Il est temps de rentrer.

La pointe
De retour sur la terre ferme, nous reprenons la route et roulons jusqu’à Port-Daniel, là où Gabrielle Roy a passé de nombreux étés dans les années 1940 et 1950. Elle nous raconte son coup de cœur pour Port-Daniel et ses habitants dans son livre à caractère autobiographique Le temps qui m’a manqué (Boréal)  Que j’aime ce coin-ci! Plus je le connais et plus mon attachement est grand. »C’est d’ailleurs dans ce village qu’elle écrira son premier roman, Bonheur d’occasion.

Nous nous rapprochons lentement de l’impressionnant et majestueux rocher Percé, celui qui a tant fasciné André Breton lors de son passage en Gaspésie à l’été 1944. Il le décrit dans Arcane 17 comme « une nef toujours impérieusement commandée […] frétée pour le plus vertigineux des voyages au long cours » et nous invite aussi à découvrir l’île Bonaventure où le« repos des oiseaux épouse les anfractuosités de cette muraille à pic ».

Jack Waterman, l’alter ego de Jacques Poulin, s’est lui aussi rendu jusqu’à Percé à bord de son bibliobus lors de sa Tournée d’automne (Leméac) en 1993. De là, il a pris la première barque qui partait pour l’île Bonaventure pour assister au spectacle grandiose que nous offrent les fous de l’île : « Entre le bord de la falaiseet une clôture de bois s’agglutinaient, en une masse mouvante et piaillante, plusieurs milliers d’oiseaux à la tête blanche casquée de jaune; ils pointaient le bec en direction de leurs congénères qui tournaient au-dessus d’eux, venant de la mer bleu foncé où ils avaient plongé pour attraper un poisson. »

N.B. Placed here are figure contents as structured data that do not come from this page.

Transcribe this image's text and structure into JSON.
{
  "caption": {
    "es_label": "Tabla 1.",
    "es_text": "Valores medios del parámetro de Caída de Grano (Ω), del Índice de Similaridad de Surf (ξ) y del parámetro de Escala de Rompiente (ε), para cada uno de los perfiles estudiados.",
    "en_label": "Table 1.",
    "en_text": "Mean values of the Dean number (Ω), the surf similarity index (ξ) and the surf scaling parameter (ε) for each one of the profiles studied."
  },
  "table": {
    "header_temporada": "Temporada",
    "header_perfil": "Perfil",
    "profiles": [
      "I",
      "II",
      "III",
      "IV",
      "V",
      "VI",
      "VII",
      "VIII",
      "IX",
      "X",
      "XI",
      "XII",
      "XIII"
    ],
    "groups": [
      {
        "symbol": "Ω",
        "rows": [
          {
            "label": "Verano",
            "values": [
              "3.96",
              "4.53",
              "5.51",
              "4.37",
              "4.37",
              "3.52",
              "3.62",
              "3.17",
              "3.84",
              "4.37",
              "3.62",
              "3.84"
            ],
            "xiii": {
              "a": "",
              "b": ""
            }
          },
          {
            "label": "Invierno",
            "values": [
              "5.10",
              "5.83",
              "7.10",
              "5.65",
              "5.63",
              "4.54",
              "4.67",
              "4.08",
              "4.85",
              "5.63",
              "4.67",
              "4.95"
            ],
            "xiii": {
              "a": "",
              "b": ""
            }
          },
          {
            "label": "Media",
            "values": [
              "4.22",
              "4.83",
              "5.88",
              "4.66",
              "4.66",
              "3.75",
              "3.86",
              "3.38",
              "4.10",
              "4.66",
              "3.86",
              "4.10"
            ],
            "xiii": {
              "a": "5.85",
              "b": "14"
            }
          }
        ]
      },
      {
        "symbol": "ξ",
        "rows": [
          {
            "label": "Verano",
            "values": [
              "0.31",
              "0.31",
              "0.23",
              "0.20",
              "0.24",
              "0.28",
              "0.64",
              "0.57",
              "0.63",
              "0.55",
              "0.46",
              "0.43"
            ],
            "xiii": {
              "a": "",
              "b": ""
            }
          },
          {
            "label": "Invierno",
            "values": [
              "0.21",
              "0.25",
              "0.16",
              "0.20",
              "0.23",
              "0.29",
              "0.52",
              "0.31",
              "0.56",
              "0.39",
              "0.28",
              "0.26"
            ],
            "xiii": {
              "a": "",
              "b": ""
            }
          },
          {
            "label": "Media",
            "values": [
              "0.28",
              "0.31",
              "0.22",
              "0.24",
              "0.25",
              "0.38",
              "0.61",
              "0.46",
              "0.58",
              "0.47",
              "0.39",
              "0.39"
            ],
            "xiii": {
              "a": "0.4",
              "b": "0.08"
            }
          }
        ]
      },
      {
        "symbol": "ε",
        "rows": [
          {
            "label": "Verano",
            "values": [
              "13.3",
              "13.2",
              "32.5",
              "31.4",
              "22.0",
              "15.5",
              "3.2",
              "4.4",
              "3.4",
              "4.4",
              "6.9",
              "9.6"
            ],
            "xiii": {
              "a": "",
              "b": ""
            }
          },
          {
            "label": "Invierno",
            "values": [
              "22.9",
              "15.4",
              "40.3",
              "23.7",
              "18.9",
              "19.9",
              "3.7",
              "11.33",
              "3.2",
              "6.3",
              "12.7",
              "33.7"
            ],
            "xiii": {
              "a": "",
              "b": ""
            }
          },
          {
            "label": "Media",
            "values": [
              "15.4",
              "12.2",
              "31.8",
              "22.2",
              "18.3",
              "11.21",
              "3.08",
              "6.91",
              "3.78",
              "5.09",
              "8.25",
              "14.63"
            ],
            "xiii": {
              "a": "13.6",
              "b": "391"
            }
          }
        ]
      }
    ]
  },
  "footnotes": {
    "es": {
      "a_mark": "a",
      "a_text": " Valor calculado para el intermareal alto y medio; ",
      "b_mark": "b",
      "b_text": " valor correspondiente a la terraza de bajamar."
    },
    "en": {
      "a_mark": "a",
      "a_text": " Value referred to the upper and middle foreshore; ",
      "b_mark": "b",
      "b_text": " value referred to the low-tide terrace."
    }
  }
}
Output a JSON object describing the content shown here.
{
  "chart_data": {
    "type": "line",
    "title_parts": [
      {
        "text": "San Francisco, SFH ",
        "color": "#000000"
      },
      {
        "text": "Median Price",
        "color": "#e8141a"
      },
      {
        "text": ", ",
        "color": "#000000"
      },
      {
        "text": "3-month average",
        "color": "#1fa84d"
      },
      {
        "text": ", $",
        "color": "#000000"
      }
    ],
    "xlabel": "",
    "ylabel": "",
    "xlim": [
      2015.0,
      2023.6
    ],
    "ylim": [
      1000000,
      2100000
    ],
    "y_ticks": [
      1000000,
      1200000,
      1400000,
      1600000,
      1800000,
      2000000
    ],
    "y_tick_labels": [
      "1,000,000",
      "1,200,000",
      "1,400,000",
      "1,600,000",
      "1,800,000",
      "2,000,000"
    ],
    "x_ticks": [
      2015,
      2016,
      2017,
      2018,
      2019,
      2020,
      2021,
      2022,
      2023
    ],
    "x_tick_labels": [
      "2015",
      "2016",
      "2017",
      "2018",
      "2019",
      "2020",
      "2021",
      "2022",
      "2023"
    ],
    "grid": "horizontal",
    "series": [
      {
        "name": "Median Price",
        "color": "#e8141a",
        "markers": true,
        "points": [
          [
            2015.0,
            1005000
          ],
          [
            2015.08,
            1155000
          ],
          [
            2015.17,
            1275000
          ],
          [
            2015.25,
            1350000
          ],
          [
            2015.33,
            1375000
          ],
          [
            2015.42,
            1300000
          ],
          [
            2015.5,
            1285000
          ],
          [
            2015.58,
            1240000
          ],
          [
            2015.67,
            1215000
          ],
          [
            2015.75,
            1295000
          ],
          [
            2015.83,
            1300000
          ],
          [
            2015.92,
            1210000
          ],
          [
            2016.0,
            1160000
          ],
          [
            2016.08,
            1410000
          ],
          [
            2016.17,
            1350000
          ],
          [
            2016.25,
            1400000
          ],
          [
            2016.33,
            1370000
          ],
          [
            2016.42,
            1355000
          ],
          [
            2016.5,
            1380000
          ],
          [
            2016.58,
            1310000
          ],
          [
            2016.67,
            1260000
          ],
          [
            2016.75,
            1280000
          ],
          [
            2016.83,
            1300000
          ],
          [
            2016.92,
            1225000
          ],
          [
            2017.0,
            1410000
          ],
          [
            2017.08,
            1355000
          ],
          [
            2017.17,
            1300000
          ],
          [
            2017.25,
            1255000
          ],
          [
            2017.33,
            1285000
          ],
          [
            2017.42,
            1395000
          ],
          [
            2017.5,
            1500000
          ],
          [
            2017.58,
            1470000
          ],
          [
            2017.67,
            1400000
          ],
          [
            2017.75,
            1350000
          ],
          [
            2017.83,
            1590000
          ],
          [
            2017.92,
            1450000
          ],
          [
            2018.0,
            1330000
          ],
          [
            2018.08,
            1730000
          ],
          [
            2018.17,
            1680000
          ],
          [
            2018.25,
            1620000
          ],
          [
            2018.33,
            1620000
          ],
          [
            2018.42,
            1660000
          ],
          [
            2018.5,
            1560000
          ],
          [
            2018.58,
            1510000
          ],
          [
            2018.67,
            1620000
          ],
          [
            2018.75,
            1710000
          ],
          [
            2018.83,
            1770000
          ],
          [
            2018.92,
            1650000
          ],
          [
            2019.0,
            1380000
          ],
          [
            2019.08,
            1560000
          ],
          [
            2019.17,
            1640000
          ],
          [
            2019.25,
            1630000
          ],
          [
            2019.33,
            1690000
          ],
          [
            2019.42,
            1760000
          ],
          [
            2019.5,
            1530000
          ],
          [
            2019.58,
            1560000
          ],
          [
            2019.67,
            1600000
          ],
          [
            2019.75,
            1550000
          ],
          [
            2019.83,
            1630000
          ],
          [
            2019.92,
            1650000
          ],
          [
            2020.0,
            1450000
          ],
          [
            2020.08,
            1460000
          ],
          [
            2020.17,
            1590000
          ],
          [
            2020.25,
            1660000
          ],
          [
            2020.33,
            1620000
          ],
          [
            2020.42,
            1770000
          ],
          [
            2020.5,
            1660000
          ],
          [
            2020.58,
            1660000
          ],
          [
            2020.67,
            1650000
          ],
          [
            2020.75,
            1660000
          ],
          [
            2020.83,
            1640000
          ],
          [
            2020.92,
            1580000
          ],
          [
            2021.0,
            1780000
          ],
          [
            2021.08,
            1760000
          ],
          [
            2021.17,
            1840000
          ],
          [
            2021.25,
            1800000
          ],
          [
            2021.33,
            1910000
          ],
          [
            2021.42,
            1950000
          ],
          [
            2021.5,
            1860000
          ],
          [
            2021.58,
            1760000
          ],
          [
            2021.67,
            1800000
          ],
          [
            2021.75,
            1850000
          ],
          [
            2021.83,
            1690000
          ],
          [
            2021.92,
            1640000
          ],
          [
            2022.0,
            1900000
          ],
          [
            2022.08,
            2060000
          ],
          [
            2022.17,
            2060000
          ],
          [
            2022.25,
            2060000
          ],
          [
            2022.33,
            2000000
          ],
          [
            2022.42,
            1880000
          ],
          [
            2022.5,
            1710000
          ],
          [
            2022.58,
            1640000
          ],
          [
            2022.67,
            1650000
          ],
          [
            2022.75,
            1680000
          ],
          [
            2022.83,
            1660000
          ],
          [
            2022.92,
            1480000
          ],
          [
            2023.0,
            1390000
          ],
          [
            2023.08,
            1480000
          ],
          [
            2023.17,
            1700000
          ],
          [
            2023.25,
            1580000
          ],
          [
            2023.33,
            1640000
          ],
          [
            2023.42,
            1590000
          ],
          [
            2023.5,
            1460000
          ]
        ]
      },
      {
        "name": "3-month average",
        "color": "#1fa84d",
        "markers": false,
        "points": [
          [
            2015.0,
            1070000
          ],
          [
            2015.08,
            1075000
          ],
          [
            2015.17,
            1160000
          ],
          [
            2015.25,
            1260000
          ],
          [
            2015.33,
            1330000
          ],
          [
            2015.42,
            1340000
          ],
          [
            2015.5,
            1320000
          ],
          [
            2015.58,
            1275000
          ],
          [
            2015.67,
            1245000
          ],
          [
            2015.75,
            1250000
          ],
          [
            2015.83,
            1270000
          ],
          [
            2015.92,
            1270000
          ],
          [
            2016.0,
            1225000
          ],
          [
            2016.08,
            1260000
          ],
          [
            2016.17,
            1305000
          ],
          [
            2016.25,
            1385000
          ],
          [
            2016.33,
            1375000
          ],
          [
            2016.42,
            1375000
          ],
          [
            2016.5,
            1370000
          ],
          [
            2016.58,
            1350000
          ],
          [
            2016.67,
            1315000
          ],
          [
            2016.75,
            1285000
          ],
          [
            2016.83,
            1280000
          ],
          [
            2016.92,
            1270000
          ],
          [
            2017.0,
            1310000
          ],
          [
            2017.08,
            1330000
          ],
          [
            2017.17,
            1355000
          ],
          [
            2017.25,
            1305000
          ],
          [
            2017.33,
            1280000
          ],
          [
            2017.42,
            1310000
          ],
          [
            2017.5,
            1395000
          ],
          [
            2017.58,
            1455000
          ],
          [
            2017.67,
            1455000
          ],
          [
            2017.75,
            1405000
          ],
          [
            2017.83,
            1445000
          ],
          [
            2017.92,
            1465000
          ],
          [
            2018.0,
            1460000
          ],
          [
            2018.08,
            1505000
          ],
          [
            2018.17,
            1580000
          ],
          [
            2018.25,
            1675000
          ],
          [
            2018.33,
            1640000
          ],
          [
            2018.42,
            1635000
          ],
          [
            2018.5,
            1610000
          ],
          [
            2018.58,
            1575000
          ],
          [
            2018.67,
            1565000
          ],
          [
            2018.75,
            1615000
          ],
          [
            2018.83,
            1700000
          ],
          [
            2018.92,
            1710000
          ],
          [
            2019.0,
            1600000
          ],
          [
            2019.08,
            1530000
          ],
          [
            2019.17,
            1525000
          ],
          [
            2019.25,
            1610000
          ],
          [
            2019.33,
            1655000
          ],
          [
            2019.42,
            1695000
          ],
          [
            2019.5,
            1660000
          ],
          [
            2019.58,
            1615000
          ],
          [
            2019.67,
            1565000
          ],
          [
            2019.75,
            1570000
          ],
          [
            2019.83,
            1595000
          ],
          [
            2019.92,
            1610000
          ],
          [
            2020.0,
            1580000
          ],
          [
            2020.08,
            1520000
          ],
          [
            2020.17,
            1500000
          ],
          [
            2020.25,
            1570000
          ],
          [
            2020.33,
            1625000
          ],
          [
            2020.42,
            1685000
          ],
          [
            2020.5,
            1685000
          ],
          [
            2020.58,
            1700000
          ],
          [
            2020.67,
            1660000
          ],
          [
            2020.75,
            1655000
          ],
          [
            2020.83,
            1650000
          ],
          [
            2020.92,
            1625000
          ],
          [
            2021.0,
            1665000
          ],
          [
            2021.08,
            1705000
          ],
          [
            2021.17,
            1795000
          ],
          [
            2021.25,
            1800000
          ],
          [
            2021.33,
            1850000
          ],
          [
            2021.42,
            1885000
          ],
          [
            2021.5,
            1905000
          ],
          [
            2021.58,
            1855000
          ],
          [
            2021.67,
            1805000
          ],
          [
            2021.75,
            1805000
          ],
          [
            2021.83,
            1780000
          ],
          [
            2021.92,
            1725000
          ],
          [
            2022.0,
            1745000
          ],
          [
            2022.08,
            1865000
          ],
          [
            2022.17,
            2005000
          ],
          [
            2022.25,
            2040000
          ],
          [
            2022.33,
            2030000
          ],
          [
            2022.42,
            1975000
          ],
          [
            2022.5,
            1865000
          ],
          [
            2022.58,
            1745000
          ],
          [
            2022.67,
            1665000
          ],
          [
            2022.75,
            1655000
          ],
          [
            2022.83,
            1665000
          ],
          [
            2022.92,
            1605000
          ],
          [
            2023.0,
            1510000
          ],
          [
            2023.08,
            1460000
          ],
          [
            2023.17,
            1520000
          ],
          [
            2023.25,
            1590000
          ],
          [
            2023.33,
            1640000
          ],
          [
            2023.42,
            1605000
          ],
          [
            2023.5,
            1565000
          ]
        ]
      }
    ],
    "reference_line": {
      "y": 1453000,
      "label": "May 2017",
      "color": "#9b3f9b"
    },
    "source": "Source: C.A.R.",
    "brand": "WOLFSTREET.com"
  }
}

Jack s’était aussi arrêté dans la baie de Gaspé une dizaine d’années plus tôt, dans son Volkswagen blues (Leméac). Il y avait trouvé « des bancs de brume sur la baie » et avait vu le soleil se lever avant de reprendre la route qui le mènera bien plus tard jusqu’à San Francisco.

La Haute-Gaspésie
Nous longeons maintenant le littoral nord et accompagnerons la poète Laure Morali jusqu’à Cap-Chat. Avec elle, nous allons écouter les gens nous parler de« l’eau devant la porte, de la montagne et des forêts derrière les fenêtres… »Nous allons voir le décor prendre vie sous sa plume: « Il est des presqu’îles au pelage d’herbes souples qui allongent de lourdes pattes vers l’horizon, comme des lionnes au repos. Certaines pointes ont une posture d’affût. On les dirait prêtes à saisir les bateaux dans leurs griffes de récifs pour les étouffer contre leur flanc… »  (La route des vents, La part commune)

Métis Beach
Nous voilà déjà à la fin du parcours. Tant de kilomètres parcourus, de livres sillonnés. Bientôt la boucle sera bouclée. Nous traversons Métis Beach et ses « pins majestueux, les épinettes, les haies de cèdres centenaires, et les grandes demeures d’été avec leur court de tennis… […] la végétation […] dense et vigoureuse ». Nous aurons droit pour notre retour, comme un cadeau du ciel,« à un de ces couchers de soleil rouges flamboyants. »(Métis Beach, Claudine Bourbonnais, Boréal)

Savourons le spectacle.

C’est ici qu’on se quitte. J’espère que vous avez fait bon voyage!